Değerli arkadaşlar, Artvin iki şeye alışmak zorunda, birisi barajlar -alıştık- birisi de maden. Bundan kaçınmamız mümkün değil. Bu bir gerçek, Artvin’in gerçeği.
Şu anda Yusufeli’nde maden çalışması var. Yeni ilçeyi kuruyoruz, yolu bile geçirtmediler, “Burada çok ciddi bir altın rezervi var.” diye maden çalışması başladı.
Şimdi, ülkenin çıkarları için… Yusufeli ilçesi bir baraja feda edildi, ilçe kalkıyor, şimdi, oradan da yolu öbür güzergâha geçirdik, “Maden var.” diye. Niye? Ülke ekonomisi için.
Artvin’in merkez köyü, aşağı maden, yukarı maden; şu anda madencilik faaliyeti var.
Benim Şavşat’taki ilçem Dere içi, şu anda sondaj çalışmaları yapılıyor. MTA, Artvin’in pek çok yerinde şu anda sondaj ve maden araştırma çalışmaları yapıyor.
Şimdi, tabii, bir yatırım yapılması gereken yerde yapılır. Yani her şeye karşı olanları ikna etmek mümkün değil ama benim, Artvin adına duyarlılığı olan, sağduyu sahibi insanlar olarak benim iki tane talebim var, iki mesele…
Bir, bu faaliyetleri yaparken Artvin ve Artvinlinin en asgari zararını temin etmek, zararı minimize etmek, çevreye de zararı minimize etmek. Bu çok önemli.
İkincisi, Artvin ekonomisini güçlendirmek, Artvin’in zenginleşmesi. Bu külfete Artvin tahammül ediyorsa, fedakârlık ediyorsa, Artvin halkı da, Artvin de bu nimetten istifade etmelidir.

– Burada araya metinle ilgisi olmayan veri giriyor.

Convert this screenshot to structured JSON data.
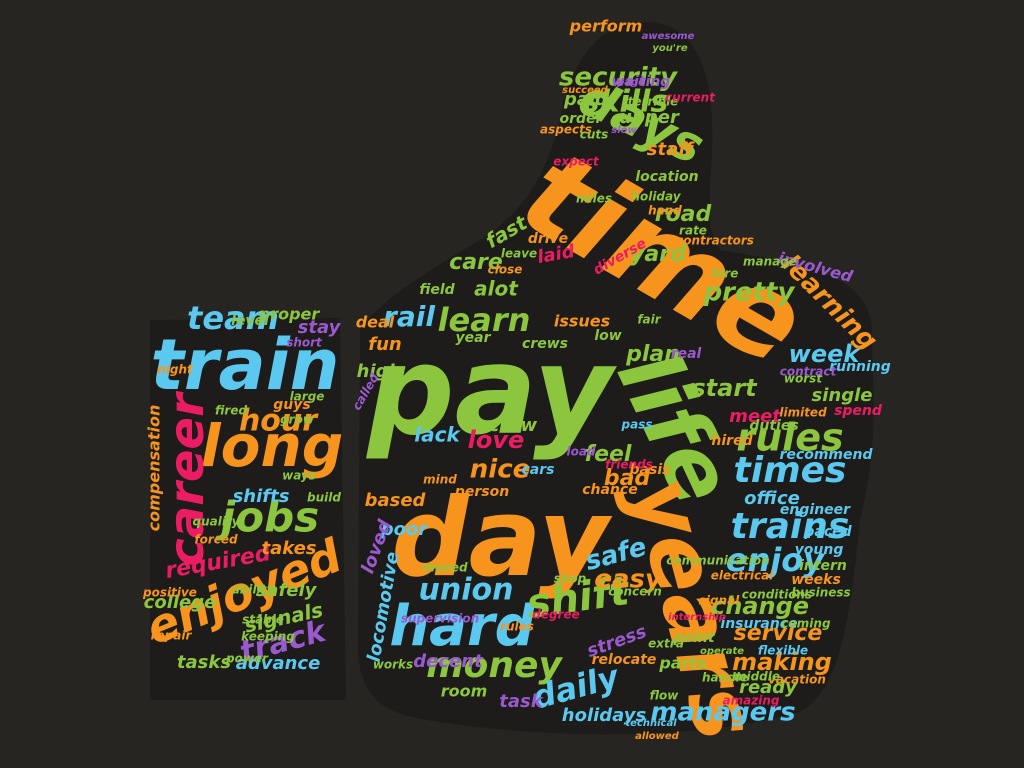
{
  "palette": {
    "background": "#262522",
    "orange": "#f7941d",
    "green": "#8cc63f",
    "blue": "#5bc8ef",
    "pink": "#ec1c64",
    "purple": "#9b59d0"
  },
  "words": [
    {
      "id": "time",
      "text": "time",
      "color": "orange"
    },
    {
      "id": "pay",
      "text": "pay",
      "color": "green"
    },
    {
      "id": "day",
      "text": "day",
      "color": "orange"
    },
    {
      "id": "life",
      "text": "life",
      "color": "green"
    },
    {
      "id": "years",
      "text": "years",
      "color": "orange"
    },
    {
      "id": "train",
      "text": "train",
      "color": "blue"
    },
    {
      "id": "long",
      "text": "long",
      "color": "orange"
    },
    {
      "id": "hard",
      "text": "hard",
      "color": "blue"
    },
    {
      "id": "enjoyed",
      "text": "enjoyed",
      "color": "orange"
    },
    {
      "id": "career",
      "text": "career",
      "color": "pink"
    },
    {
      "id": "jobs",
      "text": "jobs",
      "color": "green"
    },
    {
      "id": "days",
      "text": "days",
      "color": "green"
    },
    {
      "id": "shift",
      "text": "shift",
      "color": "green"
    },
    {
      "id": "money",
      "text": "money",
      "color": "green"
    },
    {
      "id": "rules",
      "text": "rules",
      "color": "green"
    },
    {
      "id": "times",
      "text": "times",
      "color": "blue"
    },
    {
      "id": "trains",
      "text": "trains",
      "color": "blue"
    },
    {
      "id": "learn",
      "text": "learn",
      "color": "green"
    },
    {
      "id": "union",
      "text": "union",
      "color": "blue"
    },
    {
      "id": "daily",
      "text": "daily",
      "color": "blue"
    },
    {
      "id": "team",
      "text": "team",
      "color": "blue"
    },
    {
      "id": "hour",
      "text": "hour",
      "color": "orange"
    },
    {
      "id": "skills",
      "text": "skills",
      "color": "green"
    },
    {
      "id": "security",
      "text": "security",
      "color": "green"
    },
    {
      "id": "enjoy",
      "text": "enjoy",
      "color": "blue"
    },
    {
      "id": "track",
      "text": "track",
      "color": "purple"
    },
    {
      "id": "learning",
      "text": "learning",
      "color": "orange"
    },
    {
      "id": "safe",
      "text": "safe",
      "color": "blue"
    },
    {
      "id": "easy",
      "text": "easy",
      "color": "orange"
    },
    {
      "id": "love",
      "text": "love",
      "color": "pink"
    },
    {
      "id": "nice",
      "text": "nice",
      "color": "orange"
    },
    {
      "id": "rail",
      "text": "rail",
      "color": "blue"
    },
    {
      "id": "managers",
      "text": "managers",
      "color": "blue"
    },
    {
      "id": "service",
      "text": "service",
      "color": "orange"
    },
    {
      "id": "change",
      "text": "change",
      "color": "green"
    },
    {
      "id": "making",
      "text": "making",
      "color": "orange"
    },
    {
      "id": "required",
      "text": "required",
      "color": "pink"
    },
    {
      "id": "week",
      "text": "week",
      "color": "blue"
    },
    {
      "id": "start",
      "text": "start",
      "color": "green"
    },
    {
      "id": "road",
      "text": "road",
      "color": "green"
    },
    {
      "id": "yard",
      "text": "yard",
      "color": "green"
    },
    {
      "id": "pretty",
      "text": "pretty",
      "color": "green"
    },
    {
      "id": "plan",
      "text": "plan",
      "color": "green"
    },
    {
      "id": "bad",
      "text": "bad",
      "color": "orange"
    },
    {
      "id": "feel",
      "text": "feel",
      "color": "green"
    },
    {
      "id": "paid",
      "text": "paid",
      "color": "green"
    },
    {
      "id": "staff",
      "text": "staff",
      "color": "orange"
    },
    {
      "id": "upper",
      "text": "upper",
      "color": "green"
    },
    {
      "id": "care",
      "text": "care",
      "color": "green"
    },
    {
      "id": "alot",
      "text": "alot",
      "color": "green"
    },
    {
      "id": "stress",
      "text": "stress",
      "color": "purple"
    },
    {
      "id": "signals",
      "text": "signals",
      "color": "green"
    },
    {
      "id": "advance",
      "text": "advance",
      "color": "blue"
    },
    {
      "id": "tasks",
      "text": "tasks",
      "color": "green"
    },
    {
      "id": "shifts",
      "text": "shifts",
      "color": "blue"
    },
    {
      "id": "takes",
      "text": "takes",
      "color": "orange"
    },
    {
      "id": "safely",
      "text": "safely",
      "color": "green"
    },
    {
      "id": "college",
      "text": "college",
      "color": "green"
    },
    {
      "id": "office",
      "text": "office",
      "color": "blue"
    },
    {
      "id": "single",
      "text": "single",
      "color": "green"
    },
    {
      "id": "meet",
      "text": "meet",
      "color": "pink"
    },
    {
      "id": "ready",
      "text": "ready",
      "color": "green"
    },
    {
      "id": "perform",
      "text": "perform",
      "color": "orange"
    },
    {
      "id": "locomotive",
      "text": "locomotive",
      "color": "blue"
    },
    {
      "id": "compensation",
      "text": "compensation",
      "color": "orange"
    },
    {
      "id": "holidays",
      "text": "holidays",
      "color": "blue"
    },
    {
      "id": "task",
      "text": "task",
      "color": "purple"
    },
    {
      "id": "room",
      "text": "room",
      "color": "green"
    },
    {
      "id": "decent",
      "text": "decent",
      "color": "purple"
    },
    {
      "id": "parts",
      "text": "parts",
      "color": "green"
    },
    {
      "id": "insurance",
      "text": "insurance",
      "color": "blue"
    },
    {
      "id": "lack",
      "text": "lack",
      "color": "blue"
    },
    {
      "id": "crew",
      "text": "crew",
      "color": "green"
    },
    {
      "id": "based",
      "text": "based",
      "color": "orange"
    },
    {
      "id": "poor",
      "text": "poor",
      "color": "blue"
    },
    {
      "id": "high",
      "text": "high",
      "color": "green"
    },
    {
      "id": "fun",
      "text": "fun",
      "color": "orange"
    },
    {
      "id": "issues",
      "text": "issues",
      "color": "orange"
    },
    {
      "id": "recommend",
      "text": "recommend",
      "color": "blue"
    },
    {
      "id": "stay",
      "text": "stay",
      "color": "purple"
    },
    {
      "id": "proper",
      "text": "proper",
      "color": "green"
    },
    {
      "id": "level",
      "text": "level",
      "color": "green"
    },
    {
      "id": "laid",
      "text": "laid",
      "color": "pink"
    },
    {
      "id": "drive",
      "text": "drive",
      "color": "orange"
    },
    {
      "id": "fast",
      "text": "fast",
      "color": "green"
    },
    {
      "id": "running",
      "text": "running",
      "color": "blue"
    },
    {
      "id": "involved",
      "text": "involved",
      "color": "purple"
    },
    {
      "id": "young",
      "text": "young",
      "color": "blue"
    },
    {
      "id": "weeks",
      "text": "weeks",
      "color": "orange"
    },
    {
      "id": "intern",
      "text": "intern",
      "color": "green"
    },
    {
      "id": "engineer",
      "text": "engineer",
      "color": "blue"
    },
    {
      "id": "paced",
      "text": "paced",
      "color": "blue"
    },
    {
      "id": "flexible",
      "text": "flexible",
      "color": "blue"
    },
    {
      "id": "vacation",
      "text": "vacation",
      "color": "orange"
    },
    {
      "id": "keeping",
      "text": "keeping",
      "color": "green"
    },
    {
      "id": "stable",
      "text": "stable",
      "color": "green"
    },
    {
      "id": "repair",
      "text": "repair",
      "color": "orange"
    },
    {
      "id": "power",
      "text": "power",
      "color": "green"
    },
    {
      "id": "ability",
      "text": "ability",
      "color": "green"
    },
    {
      "id": "fired",
      "text": "fired",
      "color": "green"
    },
    {
      "id": "grow",
      "text": "grow",
      "color": "green"
    },
    {
      "id": "night",
      "text": "night",
      "color": "orange"
    },
    {
      "id": "guys",
      "text": "guys",
      "color": "orange"
    },
    {
      "id": "waiting",
      "text": "waiting",
      "color": "purple"
    },
    {
      "id": "location",
      "text": "location",
      "color": "green"
    },
    {
      "id": "hand",
      "text": "hand",
      "color": "orange"
    },
    {
      "id": "miles",
      "text": "miles",
      "color": "green"
    },
    {
      "id": "real",
      "text": "real",
      "color": "purple"
    },
    {
      "id": "low",
      "text": "low",
      "color": "green"
    },
    {
      "id": "year",
      "text": "year",
      "color": "green"
    },
    {
      "id": "deal",
      "text": "deal",
      "color": "orange"
    },
    {
      "id": "field",
      "text": "field",
      "color": "green"
    },
    {
      "id": "loved",
      "text": "loved",
      "color": "purple"
    },
    {
      "id": "called",
      "text": "called",
      "color": "purple"
    },
    {
      "id": "hired",
      "text": "hired",
      "color": "orange"
    },
    {
      "id": "duties",
      "text": "duties",
      "color": "green"
    },
    {
      "id": "spend",
      "text": "spend",
      "color": "pink"
    },
    {
      "id": "cars",
      "text": "cars",
      "color": "blue"
    },
    {
      "id": "car",
      "text": "car",
      "color": "green"
    },
    {
      "id": "crews",
      "text": "crews",
      "color": "green"
    },
    {
      "id": "hire",
      "text": "hire",
      "color": "green"
    },
    {
      "id": "manage",
      "text": "manage",
      "color": "green"
    },
    {
      "id": "terrible",
      "text": "terrible",
      "color": "green"
    },
    {
      "id": "current",
      "text": "current",
      "color": "pink"
    },
    {
      "id": "aspects",
      "text": "aspects",
      "color": "orange"
    },
    {
      "id": "order",
      "text": "order",
      "color": "green"
    },
    {
      "id": "diverse",
      "text": "diverse",
      "color": "pink"
    },
    {
      "id": "relocate",
      "text": "relocate",
      "color": "orange"
    },
    {
      "id": "point",
      "text": "point",
      "color": "green"
    },
    {
      "id": "chance",
      "text": "chance",
      "color": "orange"
    },
    {
      "id": "basis",
      "text": "basis",
      "color": "orange"
    },
    {
      "id": "person",
      "text": "person",
      "color": "orange"
    },
    {
      "id": "mind",
      "text": "mind",
      "color": "orange"
    },
    {
      "id": "moved",
      "text": "moved",
      "color": "green"
    },
    {
      "id": "works",
      "text": "works",
      "color": "green"
    },
    {
      "id": "supervision",
      "text": "supervision",
      "color": "purple"
    },
    {
      "id": "degree",
      "text": "degree",
      "color": "pink"
    },
    {
      "id": "shop",
      "text": "shop",
      "color": "green"
    },
    {
      "id": "middle",
      "text": "middle",
      "color": "green"
    },
    {
      "id": "amazing",
      "text": "amazing",
      "color": "pink"
    },
    {
      "id": "handle",
      "text": "handle",
      "color": "green"
    },
    {
      "id": "conditions",
      "text": "conditions",
      "color": "green"
    },
    {
      "id": "business",
      "text": "business",
      "color": "green"
    },
    {
      "id": "coming",
      "text": "coming",
      "color": "green"
    },
    {
      "id": "signal",
      "text": "signal",
      "color": "orange"
    },
    {
      "id": "electrical",
      "text": "electrical",
      "color": "orange"
    },
    {
      "id": "communication",
      "text": "communication",
      "color": "green"
    },
    {
      "id": "concern",
      "text": "concern",
      "color": "green"
    },
    {
      "id": "worst",
      "text": "worst",
      "color": "green"
    },
    {
      "id": "limited",
      "text": "limited",
      "color": "orange"
    },
    {
      "id": "contract",
      "text": "contract",
      "color": "purple"
    },
    {
      "id": "positive",
      "text": "positive",
      "color": "orange"
    },
    {
      "id": "quality",
      "text": "quality",
      "color": "green"
    },
    {
      "id": "forced",
      "text": "forced",
      "color": "orange"
    },
    {
      "id": "large",
      "text": "large",
      "color": "green"
    },
    {
      "id": "ways",
      "text": "ways",
      "color": "green"
    },
    {
      "id": "build",
      "text": "build",
      "color": "green"
    },
    {
      "id": "short",
      "text": "short",
      "color": "purple"
    },
    {
      "id": "awesome",
      "text": "awesome",
      "color": "purple"
    },
    {
      "id": "page",
      "text": "page",
      "color": "purple"
    },
    {
      "id": "you_re",
      "text": "you're",
      "color": "green"
    },
    {
      "id": "succeed",
      "text": "succeed",
      "color": "orange"
    },
    {
      "id": "cuts",
      "text": "cuts",
      "color": "green"
    },
    {
      "id": "slow",
      "text": "slow",
      "color": "purple"
    },
    {
      "id": "holiday",
      "text": "holiday",
      "color": "green"
    },
    {
      "id": "expect",
      "text": "expect",
      "color": "pink"
    },
    {
      "id": "leave",
      "text": "leave",
      "color": "green"
    },
    {
      "id": "close",
      "text": "close",
      "color": "orange"
    },
    {
      "id": "rate",
      "text": "rate",
      "color": "green"
    },
    {
      "id": "contractors",
      "text": "contractors",
      "color": "orange"
    },
    {
      "id": "fair",
      "text": "fair",
      "color": "green"
    },
    {
      "id": "friends",
      "text": "friends",
      "color": "pink"
    },
    {
      "id": "pass",
      "text": "pass",
      "color": "blue"
    },
    {
      "id": "technical",
      "text": "technical",
      "color": "blue"
    },
    {
      "id": "allowed",
      "text": "allowed",
      "color": "orange"
    },
    {
      "id": "operate",
      "text": "operate",
      "color": "green"
    },
    {
      "id": "internship",
      "text": "internship",
      "color": "pink"
    },
    {
      "id": "flow",
      "text": "flow",
      "color": "green"
    },
    {
      "id": "extra",
      "text": "extra",
      "color": "green"
    },
    {
      "id": "rules2",
      "text": "rules",
      "color": "orange"
    },
    {
      "id": "load",
      "text": "load",
      "color": "purple"
    }
  ]
}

Bakın, barajlar konusunda… Birçok ildeki barajlar o ilin sulaması içindir, Artvin’deki barajların hiçbiri sulama için değildir; ülke enerjisine, ülke ekonomisine katkı içindir ve Artvin’in, bütün barajlar tamamlandığı zaman, yıllık 1 milyar dolara yakın ülke ekonomisine getirisi olacak. Artvin böyle bir il. Ama Artvin halkının buradan bir faydası var mı? Acaba enerjiyi 5 kuruş ucuza mı veriyorlar Artvin’e? Hayır. Ama hiç olmazsa maden konusunda, bir: Şirketler hangi şirket olursa olsun ÇED kurallarına riayet etmeli. İki: Devlet yetkilileri de ülkemizin, Artvin’in çıkarlarını koruma noktasında sağlık il müdürlüğü, DSİ, çevre şehircilik il müdürlüğü ve belediye olsun, kim olursa olsun Artvin halkının hakkını ve hukukunu korumalı, ÇED kurallarının dışına, hukukun dışına çıkmaya asla izin vermemeli.
Bir diğeri de, bu madenlerle ilgili, Allah aşkına, yerel yönetimlerin ve belediyelerin il özel idarelerinin payları artırılsın ve Artvin bu madenlerden hiç olmazsa zenginleşsin, Artvin halkı kalkınsın diyorum.”